Quentin Tarantino, Flammarion
Cinéma spéculations
448 pages
Le réalisateur de Once Upon a Time… in Hollywood s’étend sur les films ayant façonné ses goûts dans un ouvrage à l’érudition jubilatoire.
En attendant de tourner son dixième long métrage, Quentin Tarantino meuble ses loisirs avec l’écriture. Deux ans après Il était une fois à Hollywood, novélisation de son dernier film, le voilà qui signe Cinéma spéculations, un ouvrage où il laisse libre cours à sa passion pour… le cinéma. On le sait, le réalisateur de Pulp Fiction a la cinéphilie compulsive et obsessionnelle, virus contracté bien avant de travailler à Video Archives, quand, encore gamin, sa mère et son compagnon du moment l’embarquaient lors de leurs sorties cinématographiques, sans égard pour le (double) programme proposé.

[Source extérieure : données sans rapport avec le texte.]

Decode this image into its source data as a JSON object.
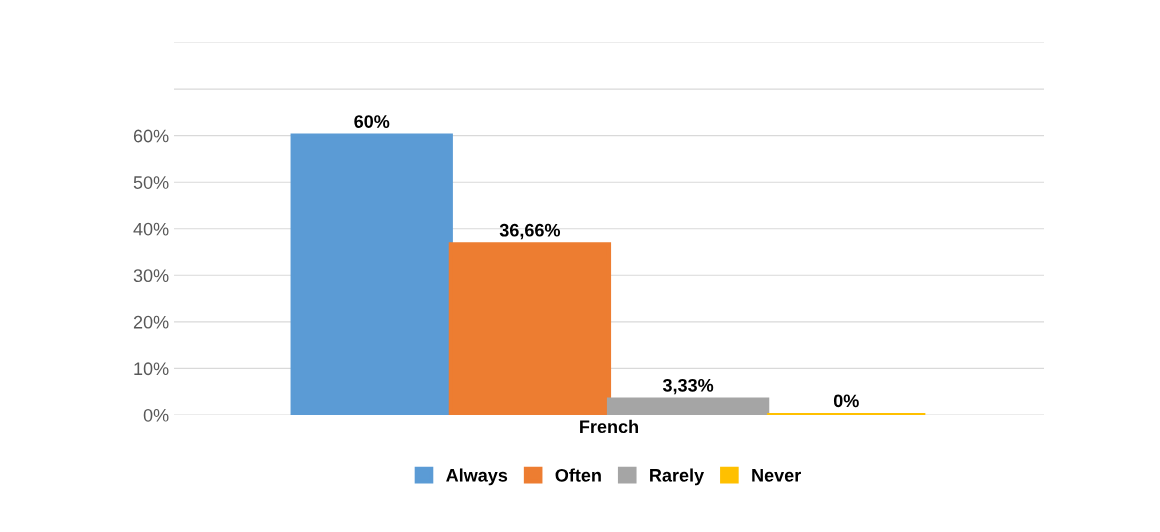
{
  "chart_data": {
    "type": "bar",
    "categories": [
      "French"
    ],
    "series": [
      {
        "name": "Always",
        "color": "#5b9bd5",
        "values": [
          60
        ],
        "value_labels": [
          "60%"
        ]
      },
      {
        "name": "Often",
        "color": "#ed7d31",
        "values": [
          36.66
        ],
        "value_labels": [
          "36,66%"
        ]
      },
      {
        "name": "Rarely",
        "color": "#a5a5a5",
        "values": [
          3.33
        ],
        "value_labels": [
          "3,33%"
        ]
      },
      {
        "name": "Never",
        "color": "#ffc000",
        "values": [
          0
        ],
        "value_labels": [
          "0%"
        ]
      }
    ],
    "ylim": [
      0,
      80
    ],
    "yticks": [
      {
        "value": 0,
        "label": "0%"
      },
      {
        "value": 10,
        "label": "10%"
      },
      {
        "value": 20,
        "label": "20%"
      },
      {
        "value": 30,
        "label": "30%"
      },
      {
        "value": 40,
        "label": "40%"
      },
      {
        "value": 50,
        "label": "50%"
      },
      {
        "value": 60,
        "label": "60%"
      },
      {
        "value": 70,
        "label": null
      },
      {
        "value": 80,
        "label": null
      }
    ],
    "grid": "y",
    "legend": "bottom"
  }
}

Le jeune Quentin a donc 7 ans lorsqu’il découvre au Tiffany Theater de Sunset Boulevard, à l’orée des années 70, Joe, c’est aussi l’Amérique de John G. Avildsen et Where’s Poppa?, de Carl Reiner, première d’une longue série de doubles séances qui le verront enquiller les films, et forgeront précocement son regard: “Pour illustrer la façon dont ces films ont façonné mes goûts, en 1968, mon film favori était Un amour de Coccinelle. En 1969, c’était Butch Cassidy et le Kid. Mais, en 1970, mon film préféré était M.A.S.H., une comédie militaro-sexuelle à thématique anarchiste.”
Tarantino est un conteur hors pair -ce n’est pas pour rien qu’il a obtenu deux fois l’Oscar du meilleur scénario, pour Inglourious Basterds puis Django Unchained-, et la façon dont il embrasse ces années décisives de formation à travers les films qui l’ont marqué se révèle aussi férocement jubilatoire qu’érudite. Qu’il évoque La Horde sauvage ou Délivrance (appréciés pour la première fois dans un même double bill, on croit rêver), qu’il s’attarde sur Bullitt ou qu’il décortique Légitime violence, c’est la même passion (hautement communicative) qui affleure, au service d’analyses méticuleuses nourries, au besoin, d’anecdotes définitives. S’il a un sens affûté de la punch-line -par exemple: “Si L’Inspecteur Harry était un boxeur, ce serait Mike Tyson au summum de sa période roi du K.-O.”-, Tarantino a aussi le regard aiguisé, qu’il dresse un panorama sans complaisance du Hollywood des années 80, qu’il rapporte Taxi Driver à La Prisonnière du désert, ou qu’il imagine le classique de Martin Scorsese réalisé par Brian De Palma. Au fil des pages, c’est encore, forcément, l’autoportrait en creux d’un vrai cinglé de cinéma que l’on découvre, échappées à l’appui. Ainsi, lorsqu’il salue longuement Floyd Ray Wilson, celui qui fut son mentor lorsqu’il avait 15-16 ans, et sans qui l’envie d’écrire des scénarios ne l’aurait peut-être jamais effleuré. La suite appartiendrait à l’Histoire, faisant de Quentin Tarantino un cinéaste culte. À quoi il ajoute désormais une casquette d’écrivain lui allant fort bien; porté par une verve inimitable, ce condensé de cinéphilie fort en gueule est un must.